Читаем Режиссеры-семидесятники. Культура и судьбы полностью

Постепенно, когда его болезнь приобретала все более определенные формы, он вдруг становился смешным. Видите ли, король Фердинанд VIII в белых подштанниках! Это выглядело забавно. Это его новое состояние было точно и изящно выражено в мизансцене, когда вся нехитрая мебель, составлявшая достояние желтого дома, где происходило действие (художник С. Бархин), вдруг словно поднималась на дыбы. Вставала на попа козетка, на нее взгромождался стул, а рядом, в узкой щели стены, – фигура Поприщина, комического персонажа, почти клоуна, вообразившего себя испанским королем.
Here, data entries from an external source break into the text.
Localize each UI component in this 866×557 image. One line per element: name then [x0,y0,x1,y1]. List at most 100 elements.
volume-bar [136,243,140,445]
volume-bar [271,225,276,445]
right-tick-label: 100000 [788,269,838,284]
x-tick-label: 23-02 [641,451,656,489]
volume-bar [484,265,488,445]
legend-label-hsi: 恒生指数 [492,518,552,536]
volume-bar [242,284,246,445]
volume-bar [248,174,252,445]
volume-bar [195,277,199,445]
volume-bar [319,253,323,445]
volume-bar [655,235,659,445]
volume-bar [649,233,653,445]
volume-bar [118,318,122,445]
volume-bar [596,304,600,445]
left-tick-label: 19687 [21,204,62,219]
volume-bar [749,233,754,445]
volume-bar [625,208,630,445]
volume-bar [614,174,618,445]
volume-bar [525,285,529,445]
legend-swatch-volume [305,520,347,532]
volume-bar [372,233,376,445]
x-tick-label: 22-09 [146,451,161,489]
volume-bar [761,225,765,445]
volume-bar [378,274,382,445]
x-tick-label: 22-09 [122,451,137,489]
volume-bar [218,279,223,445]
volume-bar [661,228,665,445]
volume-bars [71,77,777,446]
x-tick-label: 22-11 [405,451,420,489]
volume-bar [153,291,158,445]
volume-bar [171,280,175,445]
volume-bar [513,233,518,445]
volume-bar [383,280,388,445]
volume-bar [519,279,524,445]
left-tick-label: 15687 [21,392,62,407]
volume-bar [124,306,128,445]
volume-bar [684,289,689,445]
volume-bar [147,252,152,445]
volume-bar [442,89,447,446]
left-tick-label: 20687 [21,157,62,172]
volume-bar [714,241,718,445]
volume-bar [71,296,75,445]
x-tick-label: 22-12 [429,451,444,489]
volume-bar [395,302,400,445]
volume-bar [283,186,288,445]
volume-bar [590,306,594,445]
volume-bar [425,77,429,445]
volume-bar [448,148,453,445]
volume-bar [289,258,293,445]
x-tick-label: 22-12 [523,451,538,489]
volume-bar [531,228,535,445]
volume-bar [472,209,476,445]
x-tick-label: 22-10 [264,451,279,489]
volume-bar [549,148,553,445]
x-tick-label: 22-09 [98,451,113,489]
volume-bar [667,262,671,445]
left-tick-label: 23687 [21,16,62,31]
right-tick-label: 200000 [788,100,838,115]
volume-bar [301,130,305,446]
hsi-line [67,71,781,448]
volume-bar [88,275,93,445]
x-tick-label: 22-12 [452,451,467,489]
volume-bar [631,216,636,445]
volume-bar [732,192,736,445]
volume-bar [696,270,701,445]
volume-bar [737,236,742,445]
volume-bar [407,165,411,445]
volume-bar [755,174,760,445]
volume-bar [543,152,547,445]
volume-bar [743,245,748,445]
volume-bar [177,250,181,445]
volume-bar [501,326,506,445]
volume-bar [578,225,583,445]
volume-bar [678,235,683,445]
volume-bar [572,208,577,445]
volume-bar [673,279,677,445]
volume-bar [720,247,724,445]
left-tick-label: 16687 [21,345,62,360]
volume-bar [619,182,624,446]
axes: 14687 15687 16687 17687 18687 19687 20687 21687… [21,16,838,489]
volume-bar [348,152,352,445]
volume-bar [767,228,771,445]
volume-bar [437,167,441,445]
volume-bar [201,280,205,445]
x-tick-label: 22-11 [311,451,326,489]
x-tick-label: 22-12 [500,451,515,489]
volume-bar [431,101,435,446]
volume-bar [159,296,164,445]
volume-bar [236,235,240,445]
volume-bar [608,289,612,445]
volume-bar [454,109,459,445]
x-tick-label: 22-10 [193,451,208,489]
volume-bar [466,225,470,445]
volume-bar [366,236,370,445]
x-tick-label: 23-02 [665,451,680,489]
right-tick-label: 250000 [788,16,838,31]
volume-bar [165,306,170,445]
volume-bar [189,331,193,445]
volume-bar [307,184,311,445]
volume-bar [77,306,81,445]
Но самое поразительно было в финале, когда Поприщин, на которого надели железный ошейник с цепью, приковывавшей его к кровати, стал выглядеть вдруг маленьким и беспомощным рядом с мощной фигурой дворника из дома умалишенных, одетого в балетную пачку и держащего в руках метлу. Поприщин стал жаловаться на то, что его бьют. Сам он в этот момент лежал наверху, в горизонтальной нише, проделанной в стене, и чем-то отдаленно напоминал положенного во гроб Спасителя на картине Г. Гольбейна Младшего, которая потрясала Достоевского. Полная нежности и страдания речь Поприщина, обращенная к маменьке, жалостливые нотки его голоса и почти детское наивное недоумение: почему с ним обращаются так жестоко? – поднимали тему этого спектакля, завершая его гимном человеку, его одинокой, лишенной любви и сострадания душе, человеку, брошенному в безумный мир. Как раз в этот момент по стене поползла кинопроекция, на которой с бешеной скоростью сменяли друг друга кадры современного Содома, облаченного в глянец.

* * *

Гинкас наконец как будто преодолел объективизм своего учителя Георгия Товстоногова. Хотя Товстоногов не закрепощал себя в какой-то одной манере, в разных спектаклях он был разным. Он мог построить такое зрелище, как «Мещане» или «Три сестры», где связи между персонажами приобретали сложное внутреннее развитие; режиссер словно бы умирал в актере, а точнее, высказывался целиком и полностью через него, если не считать тех внешних мизансценических «подсказок», которые выражали его, режиссера, видение ситуации. А мог создать такой спектакль, как «История лошади», в котором были совсем другая природа игры, другая природа чувств и другие законы зрелищной пластической выразительности.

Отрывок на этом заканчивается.